To say that it was a good summer for Julian Gomez-Cambronero, Ph.D., would be an understatement. The professor of biochemistry and molecular biology began the season by successfully organizing an international academic conference and capped it off with a prestigious award in his hometown of Manzanares in the famed La Mancha region of Spain.
Cambronero, a Brage Golding Distinguished Professor Award recipient from last year, received the “Hijo Predilecto de la Ciudad” award. Cambronero said the award translates to English as the Predilect Son from the City, or “favorite son.” The award was voted on unanimously by the city council and presented by the mayor of Manzanares.
“I feel very good about it because this was very personal for me here in the town where I was born,” said Cambronero, who was also joined by his parents, wife and children at the ceremony.
A writer and a sculptor also from the town were recognized with the same award. It is given once every four years to individuals who have demonstrated international special achievements in the arts and sciences. Cambronero was recognized for scientific achievement as well as having created a large model of the solar system in a local park in Manzanares.
The recognition capped a busy summer for Cambronero, who also organized the Federation for American Scientists for Experimental Biology (FASEB) international conference, which was themed “Phospholipid Cell Signaling and Metabolism in Inflammation in Cancer.”
“These conferences are highly regarded in the scientific community in part because presentations and discussion topics must be about current, mostly unpublished research,” said Cambronero, who made news last year when he discovered a protein that slows tumor growth and metastasis in breast cancer.
Each summer, a series of science research conferences are sponsored by FASEB, which allow experimental biologists to meet and explore new approaches to current research areas.
Strict rules of the conference directed presenters to share work that is largely unpublished and therefore cutting edge. No recordings or transcripts are allowed to take place at the conference. Cambronero did share topics of particular interest that included:
- New inhibitors of enzymes for lipid metabolism involved in cancer.
- How cells of the inflammation system that normally help fight infection are tricked to help cancer grow.
- New delivery systems (lipid functions) that will take medicine into the human system.
Cambronero said that he could not have led this conference without support from the Department of Biochemistry and Molecular Biology, the College of Science and Mathematics, the Boonshoft School of Medicine and the conference’s major sponsors Avanti Polar Lipids Inc., Rutgers University, Wright State University and the National Institutes of Health.
Cambronero was asked by his peers in 2012 to plan the annual phospholipid-themed research conference, but also to help revive it because competition with other research conferences has risen.
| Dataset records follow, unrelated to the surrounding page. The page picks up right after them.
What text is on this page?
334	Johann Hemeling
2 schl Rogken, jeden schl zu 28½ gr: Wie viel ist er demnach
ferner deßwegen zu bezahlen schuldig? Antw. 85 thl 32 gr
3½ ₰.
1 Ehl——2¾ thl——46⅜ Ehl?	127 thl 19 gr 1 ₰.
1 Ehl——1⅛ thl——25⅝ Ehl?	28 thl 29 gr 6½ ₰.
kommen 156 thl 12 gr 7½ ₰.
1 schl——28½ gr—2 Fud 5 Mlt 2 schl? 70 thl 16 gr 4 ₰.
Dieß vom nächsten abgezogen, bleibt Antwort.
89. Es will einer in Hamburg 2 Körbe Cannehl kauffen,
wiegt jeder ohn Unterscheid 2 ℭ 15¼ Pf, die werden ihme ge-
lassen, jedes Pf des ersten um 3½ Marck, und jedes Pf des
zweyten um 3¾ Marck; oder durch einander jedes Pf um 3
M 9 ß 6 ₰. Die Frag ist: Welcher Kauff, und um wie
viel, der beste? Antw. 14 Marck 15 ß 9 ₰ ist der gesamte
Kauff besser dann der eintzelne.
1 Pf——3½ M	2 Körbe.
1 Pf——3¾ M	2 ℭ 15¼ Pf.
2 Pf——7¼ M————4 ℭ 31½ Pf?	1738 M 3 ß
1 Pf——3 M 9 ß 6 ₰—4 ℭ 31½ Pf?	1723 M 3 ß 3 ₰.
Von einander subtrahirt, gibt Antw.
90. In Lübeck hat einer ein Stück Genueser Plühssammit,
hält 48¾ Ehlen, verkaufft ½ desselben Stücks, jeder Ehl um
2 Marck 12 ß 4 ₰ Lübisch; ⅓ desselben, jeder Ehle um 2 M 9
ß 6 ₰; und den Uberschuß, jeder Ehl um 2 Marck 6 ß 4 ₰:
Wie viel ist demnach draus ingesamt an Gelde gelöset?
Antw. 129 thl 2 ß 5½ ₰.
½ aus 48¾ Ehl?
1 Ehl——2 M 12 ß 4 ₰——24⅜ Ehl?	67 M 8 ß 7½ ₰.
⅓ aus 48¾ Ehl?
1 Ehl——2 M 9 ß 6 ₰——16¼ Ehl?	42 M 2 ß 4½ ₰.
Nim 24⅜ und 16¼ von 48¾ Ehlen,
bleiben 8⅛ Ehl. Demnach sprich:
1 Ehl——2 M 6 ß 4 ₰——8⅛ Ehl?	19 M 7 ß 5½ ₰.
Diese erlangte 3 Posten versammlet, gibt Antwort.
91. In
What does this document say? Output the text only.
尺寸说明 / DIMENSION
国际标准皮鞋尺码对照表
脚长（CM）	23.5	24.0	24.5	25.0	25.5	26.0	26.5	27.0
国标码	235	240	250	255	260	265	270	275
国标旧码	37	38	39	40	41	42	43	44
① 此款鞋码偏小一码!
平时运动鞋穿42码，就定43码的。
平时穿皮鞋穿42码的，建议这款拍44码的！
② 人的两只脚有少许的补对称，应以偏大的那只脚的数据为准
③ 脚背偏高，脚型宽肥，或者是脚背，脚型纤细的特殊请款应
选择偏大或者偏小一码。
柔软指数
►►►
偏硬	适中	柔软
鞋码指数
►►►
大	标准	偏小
Cambronero targeted two groups of researchers to bolster attendance — those who work on research in inflammation and those from cancer because both are major research areas and garner public interest. He pursued both big-name researchers in the field and young researchers by giving them equal time to share their research. He also moved the conference from a site where guests had to spend a week in dormitories with no air conditioning to the tourist destination of Niagara Falls and a comfortable hotel.
“This conference was a success in many ways,” said Cambronero. “Most importantly we had more participation than ever before, and the scientists, who can be a tough crowd, said it was a success from a scientific point of view.”